Shorter blocks = less MEV?

To be clear, this article makes no claims about MEV in general, just about CEX/DEX arbitrage in particular. Regarding the latter: the results show that there’s a clear connection between CEX/DEX arbitrage, transaction fees, and block times. However, it is perhaps confusing because the connection goes both ways:

  • Shorter blocks increase the number of arbitrage transactions and the proportion of gas that they consume;
  • On the other hand, shorter blocks decrease the expected value of LP losses.

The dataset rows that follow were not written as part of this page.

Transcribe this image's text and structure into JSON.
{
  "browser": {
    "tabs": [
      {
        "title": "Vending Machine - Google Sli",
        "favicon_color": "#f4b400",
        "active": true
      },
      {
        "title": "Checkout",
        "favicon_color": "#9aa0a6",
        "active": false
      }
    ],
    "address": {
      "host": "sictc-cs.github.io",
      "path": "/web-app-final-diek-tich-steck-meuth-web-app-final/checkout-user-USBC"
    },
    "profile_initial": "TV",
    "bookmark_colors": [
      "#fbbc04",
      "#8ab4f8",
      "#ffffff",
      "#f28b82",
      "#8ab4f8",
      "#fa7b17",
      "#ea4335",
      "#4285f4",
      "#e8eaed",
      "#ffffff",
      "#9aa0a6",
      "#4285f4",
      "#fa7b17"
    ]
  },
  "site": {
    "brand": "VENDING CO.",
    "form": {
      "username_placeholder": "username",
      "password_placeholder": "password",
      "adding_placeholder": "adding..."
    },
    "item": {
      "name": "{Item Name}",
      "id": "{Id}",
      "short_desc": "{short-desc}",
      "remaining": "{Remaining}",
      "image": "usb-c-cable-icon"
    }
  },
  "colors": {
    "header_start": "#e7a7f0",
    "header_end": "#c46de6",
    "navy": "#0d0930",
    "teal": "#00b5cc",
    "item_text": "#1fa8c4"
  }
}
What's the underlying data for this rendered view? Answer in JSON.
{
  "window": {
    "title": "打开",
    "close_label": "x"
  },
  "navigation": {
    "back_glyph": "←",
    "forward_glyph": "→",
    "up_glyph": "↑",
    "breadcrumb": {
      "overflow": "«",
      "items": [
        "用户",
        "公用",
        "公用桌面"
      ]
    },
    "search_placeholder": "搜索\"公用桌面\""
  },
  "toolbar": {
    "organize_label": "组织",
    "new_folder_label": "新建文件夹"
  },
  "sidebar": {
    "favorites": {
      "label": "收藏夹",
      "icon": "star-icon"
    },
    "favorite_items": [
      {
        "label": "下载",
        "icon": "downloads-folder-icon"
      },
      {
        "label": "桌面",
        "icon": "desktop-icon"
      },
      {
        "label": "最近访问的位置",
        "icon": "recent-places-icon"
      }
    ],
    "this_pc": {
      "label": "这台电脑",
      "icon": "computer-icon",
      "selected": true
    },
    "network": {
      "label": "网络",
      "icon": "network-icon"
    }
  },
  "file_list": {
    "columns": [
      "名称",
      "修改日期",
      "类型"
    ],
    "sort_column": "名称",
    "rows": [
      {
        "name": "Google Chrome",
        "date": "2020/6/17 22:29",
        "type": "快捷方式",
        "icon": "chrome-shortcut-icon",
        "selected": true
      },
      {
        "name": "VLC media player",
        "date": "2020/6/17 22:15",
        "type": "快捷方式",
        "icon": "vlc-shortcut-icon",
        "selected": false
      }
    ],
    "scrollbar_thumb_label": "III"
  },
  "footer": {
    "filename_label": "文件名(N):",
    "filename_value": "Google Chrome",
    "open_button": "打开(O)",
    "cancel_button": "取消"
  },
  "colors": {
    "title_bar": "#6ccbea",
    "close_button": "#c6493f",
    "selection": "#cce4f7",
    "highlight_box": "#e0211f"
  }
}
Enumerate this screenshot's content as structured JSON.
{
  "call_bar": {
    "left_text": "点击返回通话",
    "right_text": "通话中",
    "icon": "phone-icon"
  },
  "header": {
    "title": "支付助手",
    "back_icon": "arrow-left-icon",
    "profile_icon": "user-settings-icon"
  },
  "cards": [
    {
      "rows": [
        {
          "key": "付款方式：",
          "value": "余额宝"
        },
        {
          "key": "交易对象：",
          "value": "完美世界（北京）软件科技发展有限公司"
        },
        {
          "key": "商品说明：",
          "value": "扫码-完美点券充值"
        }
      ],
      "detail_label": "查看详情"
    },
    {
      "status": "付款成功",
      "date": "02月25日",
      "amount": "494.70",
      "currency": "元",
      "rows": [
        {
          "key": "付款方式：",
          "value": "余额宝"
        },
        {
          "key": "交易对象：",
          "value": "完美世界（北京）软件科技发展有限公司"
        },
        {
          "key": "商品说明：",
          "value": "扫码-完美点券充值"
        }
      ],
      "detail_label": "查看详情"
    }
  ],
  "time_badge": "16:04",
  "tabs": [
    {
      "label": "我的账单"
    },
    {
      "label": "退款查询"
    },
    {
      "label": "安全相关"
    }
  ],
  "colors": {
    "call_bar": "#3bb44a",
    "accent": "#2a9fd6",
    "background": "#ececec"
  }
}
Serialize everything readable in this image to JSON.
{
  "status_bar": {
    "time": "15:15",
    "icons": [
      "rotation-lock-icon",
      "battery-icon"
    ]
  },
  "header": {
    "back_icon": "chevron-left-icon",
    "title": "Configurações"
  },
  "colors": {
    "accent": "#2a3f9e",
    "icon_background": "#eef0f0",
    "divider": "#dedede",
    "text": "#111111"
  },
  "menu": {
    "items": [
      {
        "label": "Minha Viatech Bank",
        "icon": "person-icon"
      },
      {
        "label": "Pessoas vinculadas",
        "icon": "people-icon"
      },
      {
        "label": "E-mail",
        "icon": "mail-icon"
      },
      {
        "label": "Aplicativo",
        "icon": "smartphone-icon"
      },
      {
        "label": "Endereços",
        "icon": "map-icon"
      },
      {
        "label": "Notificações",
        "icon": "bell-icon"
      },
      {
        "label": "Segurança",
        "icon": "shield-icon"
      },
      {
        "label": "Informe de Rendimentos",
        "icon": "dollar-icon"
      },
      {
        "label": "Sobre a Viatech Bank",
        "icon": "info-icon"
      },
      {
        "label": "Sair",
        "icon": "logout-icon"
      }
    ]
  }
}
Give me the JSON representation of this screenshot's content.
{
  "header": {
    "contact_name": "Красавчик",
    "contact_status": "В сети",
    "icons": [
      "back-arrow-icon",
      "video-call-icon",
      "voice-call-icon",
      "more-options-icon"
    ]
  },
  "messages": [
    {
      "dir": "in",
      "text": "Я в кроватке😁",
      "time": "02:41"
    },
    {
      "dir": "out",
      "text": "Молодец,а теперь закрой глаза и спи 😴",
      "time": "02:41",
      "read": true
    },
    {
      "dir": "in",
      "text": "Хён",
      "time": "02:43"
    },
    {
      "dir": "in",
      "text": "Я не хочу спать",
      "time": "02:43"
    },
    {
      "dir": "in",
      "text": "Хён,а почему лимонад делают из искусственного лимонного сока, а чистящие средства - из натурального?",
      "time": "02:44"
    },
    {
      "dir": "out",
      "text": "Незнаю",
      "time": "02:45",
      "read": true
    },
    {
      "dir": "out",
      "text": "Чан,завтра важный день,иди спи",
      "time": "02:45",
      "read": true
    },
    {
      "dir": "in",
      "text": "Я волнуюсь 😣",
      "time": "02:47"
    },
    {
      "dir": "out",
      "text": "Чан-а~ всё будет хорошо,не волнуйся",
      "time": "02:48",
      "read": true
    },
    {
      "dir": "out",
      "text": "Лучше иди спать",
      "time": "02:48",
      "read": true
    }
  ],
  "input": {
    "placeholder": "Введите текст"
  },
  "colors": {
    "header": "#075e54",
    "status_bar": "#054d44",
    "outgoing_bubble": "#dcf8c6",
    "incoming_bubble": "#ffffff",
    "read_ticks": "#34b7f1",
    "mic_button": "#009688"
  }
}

The same conflicting results apply to changes in basefees. As a result, there’s potential for a confusion, because MEV is increased in one sense, and decreased in another sense.


To summarize:

  • CEX/DEX arbitrage transactions are not frictionless due to the EIP-1559 basefee and other factors.
  • As a result, the nominal LVR in real-world AMMs is divided among three entities: LPs, ETH stakers, and the SBP as a collective entity.
  • More gradual price changes result in more equitable LVR distribution among these three entities.
  • On chains with significant transaction costs, LP losses under the LVR assumptions are not accurately predicted by the sqrt(blocktime) model.
  • The LP losses are determined by several factors, including basefees, swap fees, and block times, the relative importance of which varies.